Gene therapy has tremendous power to reverse genetic conditions, deliver vaccines and other treatments, and combat tissue-specific disorders. As the technology is still being developed, there are significant risks of infection and other adverse reactions to gene therapy. To manage these risks, the Center for Biologics Evaluation and Research (CBER) within the Food and Drug Administration (FDA) regulates gene therapy trials in humans. This FDA Guidance for Industry on “Recommendations for Microbial Vectors used for Gene Therapy” (MVGT) provides recommendations on the types of test results and other information investigational new drug (IND) sponsors should provide to the FDA regarding MVGT production, preclinical animal testing and early clinical trials in humans.

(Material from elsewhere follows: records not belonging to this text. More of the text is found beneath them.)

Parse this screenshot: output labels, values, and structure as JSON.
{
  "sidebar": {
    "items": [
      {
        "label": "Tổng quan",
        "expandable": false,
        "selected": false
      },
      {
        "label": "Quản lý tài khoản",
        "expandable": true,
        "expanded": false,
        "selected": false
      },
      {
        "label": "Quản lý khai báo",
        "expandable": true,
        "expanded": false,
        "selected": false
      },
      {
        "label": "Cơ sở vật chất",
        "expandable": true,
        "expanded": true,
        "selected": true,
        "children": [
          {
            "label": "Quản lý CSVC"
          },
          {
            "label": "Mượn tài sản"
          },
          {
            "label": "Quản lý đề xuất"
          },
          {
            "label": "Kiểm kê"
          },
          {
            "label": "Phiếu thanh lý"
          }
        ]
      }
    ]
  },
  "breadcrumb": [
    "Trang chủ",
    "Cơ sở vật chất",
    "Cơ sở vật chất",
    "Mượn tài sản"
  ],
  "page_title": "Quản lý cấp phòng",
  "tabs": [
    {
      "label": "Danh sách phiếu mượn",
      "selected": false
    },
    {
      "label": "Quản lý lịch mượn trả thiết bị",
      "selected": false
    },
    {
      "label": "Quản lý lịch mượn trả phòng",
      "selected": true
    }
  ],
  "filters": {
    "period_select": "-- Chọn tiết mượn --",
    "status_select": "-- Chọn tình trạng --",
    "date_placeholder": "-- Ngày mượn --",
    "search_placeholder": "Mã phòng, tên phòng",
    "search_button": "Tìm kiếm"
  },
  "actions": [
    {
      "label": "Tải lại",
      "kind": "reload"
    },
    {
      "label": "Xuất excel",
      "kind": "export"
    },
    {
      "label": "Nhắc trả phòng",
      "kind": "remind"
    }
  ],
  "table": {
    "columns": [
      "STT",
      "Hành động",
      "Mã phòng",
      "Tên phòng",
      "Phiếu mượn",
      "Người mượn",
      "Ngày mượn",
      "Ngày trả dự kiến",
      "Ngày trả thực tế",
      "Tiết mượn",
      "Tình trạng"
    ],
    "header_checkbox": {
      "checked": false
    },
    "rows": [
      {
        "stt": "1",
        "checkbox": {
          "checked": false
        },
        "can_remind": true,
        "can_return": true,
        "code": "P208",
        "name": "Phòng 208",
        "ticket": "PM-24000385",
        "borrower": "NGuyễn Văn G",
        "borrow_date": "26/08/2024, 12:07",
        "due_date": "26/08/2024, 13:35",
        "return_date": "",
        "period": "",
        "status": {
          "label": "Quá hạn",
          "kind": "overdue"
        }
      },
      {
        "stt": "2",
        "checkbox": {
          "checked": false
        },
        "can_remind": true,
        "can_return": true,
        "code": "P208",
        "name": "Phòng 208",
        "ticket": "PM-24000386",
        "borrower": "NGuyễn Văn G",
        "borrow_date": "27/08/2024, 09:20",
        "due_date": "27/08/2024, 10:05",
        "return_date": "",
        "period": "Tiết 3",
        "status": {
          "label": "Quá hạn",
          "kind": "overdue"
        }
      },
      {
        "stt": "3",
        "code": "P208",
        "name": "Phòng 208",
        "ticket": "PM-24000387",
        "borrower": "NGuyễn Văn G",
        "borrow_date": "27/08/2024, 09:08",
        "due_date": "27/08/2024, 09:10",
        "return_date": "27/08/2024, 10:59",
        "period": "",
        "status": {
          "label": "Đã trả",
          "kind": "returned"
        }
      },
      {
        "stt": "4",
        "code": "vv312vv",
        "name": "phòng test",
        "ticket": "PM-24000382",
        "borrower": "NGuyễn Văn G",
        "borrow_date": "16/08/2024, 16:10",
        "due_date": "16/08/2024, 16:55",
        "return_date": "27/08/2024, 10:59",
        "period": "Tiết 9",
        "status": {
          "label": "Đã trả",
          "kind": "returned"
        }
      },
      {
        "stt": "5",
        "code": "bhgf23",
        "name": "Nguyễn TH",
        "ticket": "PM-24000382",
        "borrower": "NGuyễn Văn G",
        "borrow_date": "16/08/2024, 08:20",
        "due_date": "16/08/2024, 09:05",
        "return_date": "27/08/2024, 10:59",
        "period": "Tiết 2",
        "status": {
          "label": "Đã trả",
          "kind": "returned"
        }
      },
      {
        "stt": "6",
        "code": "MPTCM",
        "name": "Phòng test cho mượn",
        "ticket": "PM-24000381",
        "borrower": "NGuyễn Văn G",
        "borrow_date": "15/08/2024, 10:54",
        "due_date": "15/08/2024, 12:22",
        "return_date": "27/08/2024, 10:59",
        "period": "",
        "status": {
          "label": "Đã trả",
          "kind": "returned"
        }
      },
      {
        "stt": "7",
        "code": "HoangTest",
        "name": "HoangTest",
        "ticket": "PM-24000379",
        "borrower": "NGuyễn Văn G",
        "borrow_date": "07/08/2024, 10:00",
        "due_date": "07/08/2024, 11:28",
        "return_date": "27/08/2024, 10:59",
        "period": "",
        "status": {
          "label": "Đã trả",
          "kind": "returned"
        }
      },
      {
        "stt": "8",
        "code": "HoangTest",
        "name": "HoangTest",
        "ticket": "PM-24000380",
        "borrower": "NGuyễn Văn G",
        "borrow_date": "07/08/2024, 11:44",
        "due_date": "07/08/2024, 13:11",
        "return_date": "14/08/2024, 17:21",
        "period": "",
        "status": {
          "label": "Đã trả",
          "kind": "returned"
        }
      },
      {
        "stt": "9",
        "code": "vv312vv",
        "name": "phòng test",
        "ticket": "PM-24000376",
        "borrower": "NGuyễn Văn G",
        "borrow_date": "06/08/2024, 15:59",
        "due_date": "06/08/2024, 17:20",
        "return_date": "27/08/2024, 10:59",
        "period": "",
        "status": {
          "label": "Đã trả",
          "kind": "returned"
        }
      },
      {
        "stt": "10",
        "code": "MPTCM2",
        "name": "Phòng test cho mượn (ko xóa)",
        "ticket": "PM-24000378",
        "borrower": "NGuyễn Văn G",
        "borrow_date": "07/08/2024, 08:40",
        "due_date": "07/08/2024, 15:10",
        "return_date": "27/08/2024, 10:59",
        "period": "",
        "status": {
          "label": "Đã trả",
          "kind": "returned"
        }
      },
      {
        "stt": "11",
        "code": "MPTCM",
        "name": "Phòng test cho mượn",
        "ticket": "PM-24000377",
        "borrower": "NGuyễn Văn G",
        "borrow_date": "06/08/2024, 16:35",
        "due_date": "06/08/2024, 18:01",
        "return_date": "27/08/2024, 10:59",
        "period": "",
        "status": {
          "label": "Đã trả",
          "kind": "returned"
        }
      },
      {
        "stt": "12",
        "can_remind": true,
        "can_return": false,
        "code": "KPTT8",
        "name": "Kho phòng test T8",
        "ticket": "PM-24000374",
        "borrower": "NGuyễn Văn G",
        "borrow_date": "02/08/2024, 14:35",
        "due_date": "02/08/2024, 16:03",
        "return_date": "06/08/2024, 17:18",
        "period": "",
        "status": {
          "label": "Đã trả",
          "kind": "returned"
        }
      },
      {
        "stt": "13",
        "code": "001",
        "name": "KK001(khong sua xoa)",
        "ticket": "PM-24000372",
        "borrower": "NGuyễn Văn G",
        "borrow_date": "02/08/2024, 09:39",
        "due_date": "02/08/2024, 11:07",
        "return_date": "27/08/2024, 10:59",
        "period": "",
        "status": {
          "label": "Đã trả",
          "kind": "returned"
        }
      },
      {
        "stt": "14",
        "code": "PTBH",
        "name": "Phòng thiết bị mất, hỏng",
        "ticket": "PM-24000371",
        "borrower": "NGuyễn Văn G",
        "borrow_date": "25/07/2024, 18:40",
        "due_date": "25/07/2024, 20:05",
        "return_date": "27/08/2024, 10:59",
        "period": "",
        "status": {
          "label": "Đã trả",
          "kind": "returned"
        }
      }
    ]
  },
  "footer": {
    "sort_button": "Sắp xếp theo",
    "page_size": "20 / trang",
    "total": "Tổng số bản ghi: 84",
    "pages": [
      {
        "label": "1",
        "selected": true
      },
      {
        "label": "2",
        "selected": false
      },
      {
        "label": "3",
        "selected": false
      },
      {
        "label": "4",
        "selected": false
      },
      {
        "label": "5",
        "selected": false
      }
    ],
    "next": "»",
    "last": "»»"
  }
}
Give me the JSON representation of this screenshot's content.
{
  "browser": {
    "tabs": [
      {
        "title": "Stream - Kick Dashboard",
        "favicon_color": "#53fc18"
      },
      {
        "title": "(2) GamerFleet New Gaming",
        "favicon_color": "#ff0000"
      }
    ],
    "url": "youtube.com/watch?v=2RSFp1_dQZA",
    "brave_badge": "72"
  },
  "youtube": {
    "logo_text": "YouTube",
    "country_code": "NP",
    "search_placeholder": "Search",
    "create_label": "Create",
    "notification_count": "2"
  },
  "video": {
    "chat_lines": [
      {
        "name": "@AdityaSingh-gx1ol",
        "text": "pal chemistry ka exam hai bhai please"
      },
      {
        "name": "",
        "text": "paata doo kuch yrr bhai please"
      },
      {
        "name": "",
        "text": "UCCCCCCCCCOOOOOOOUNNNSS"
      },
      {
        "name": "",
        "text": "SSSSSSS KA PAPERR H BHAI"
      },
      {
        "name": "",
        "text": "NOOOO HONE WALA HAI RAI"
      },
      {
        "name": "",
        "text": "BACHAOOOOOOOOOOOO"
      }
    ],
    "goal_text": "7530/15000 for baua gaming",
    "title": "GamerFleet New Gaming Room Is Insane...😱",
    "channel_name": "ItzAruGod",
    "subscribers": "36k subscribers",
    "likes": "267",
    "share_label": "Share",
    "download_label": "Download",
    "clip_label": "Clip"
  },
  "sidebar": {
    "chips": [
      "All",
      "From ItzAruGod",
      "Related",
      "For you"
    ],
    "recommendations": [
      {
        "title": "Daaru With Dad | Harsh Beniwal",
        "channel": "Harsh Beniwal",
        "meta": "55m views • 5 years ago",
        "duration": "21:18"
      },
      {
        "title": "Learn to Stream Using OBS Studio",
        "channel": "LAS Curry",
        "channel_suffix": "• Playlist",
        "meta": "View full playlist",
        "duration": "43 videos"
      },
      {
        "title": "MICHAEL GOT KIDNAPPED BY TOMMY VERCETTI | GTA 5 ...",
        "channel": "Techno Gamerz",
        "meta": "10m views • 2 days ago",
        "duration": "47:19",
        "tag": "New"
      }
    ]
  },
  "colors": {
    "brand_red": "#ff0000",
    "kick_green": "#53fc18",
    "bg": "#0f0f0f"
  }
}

The final guidance was announced via the Federal Register in September 2016.

Under the final guidance, FDA recommends that IND sponsors provide detailed information about product manufacturing and characterization in their IND submissions. This information includes:

• MVGT components:
  • Description of the MVGT bacterial strain, including its growth and storage conditions, the reagents used to grow it, and details about the bacterial and inserted genetic material.
• Production and isolation of the Drug Product:
  • Description of how the MVGT Drug Product is produced, isolated, purified and formulated for administration to humans;
  • Description of the product containers; and
  • Manufacturing process qualifications (such as current Good Manufacturing Processes (cGMP) requirements) for Phase 1, Phase 2 and Phase 3 clinical trials, as appropriate.
• Product testing:
  • Results from appropriate product testing for identity, purity, viability and potency at each stage of production, including:
    • Test results and specifications of the isolated Drug Substance and final Drug Product, including safety, purity, potency, presence of DNA plasmids, viability, and cell number;
    • Stability testing protocol information and results under the proposed storage and shipping conditions relevant to all phases of the clinical investigation;
    • Antibiotic sensitivity for two first line therapy and two second line therapy antibiotics;
    • Residual moisture content; and
    • Environmental assessment (or exclusion request).

(Note: In addition to information included in the initial IND submission, testing results for all manufactured lots should be included in required annual IND reports).

Building on general guidance for “Preclinical Assessment of Investigational Cellular and Gene Therapy Products,” the Guidance provides the following recommendations for preclinical studies using animal models for MVGT products:

• Choose animal species and models that are most relevant to the target disease or clinical population and the MVGT mechanisms in humans;
• Use preclinical studies to understand the nature and severity of potential toxicity, with special scrutiny of immune responses;
• Study whether the MVGT can continue to replicate and spread in the body after treatment, including to non-target tissues, especially considering that MVGTs will likely be used in immunocompromised/immunosuppressed patients; and
• Study the MVGT activity and distribution with and without antibiotics to guide antibiotic use in human trials.

Finally, the Guidance provides the following recommendations for early-phase clinical trials of MVGT in humans:

• Establish risk management, safety monitoring and treatment modification plans that specifically address MVGT infection risks, long-term safety after MVGT administration, and risks related to other conditions and medications relevant to the patient population;
• Design the trial, including dosing levels and dose escalation schedules, based on prior pre-clinical and clinical evidence and on expected MVGT risks; and
• Include participants who are most relevant to the target disease, but minimize risks by excluding patients who have specific susceptibility to potential harms from the MVGT being used.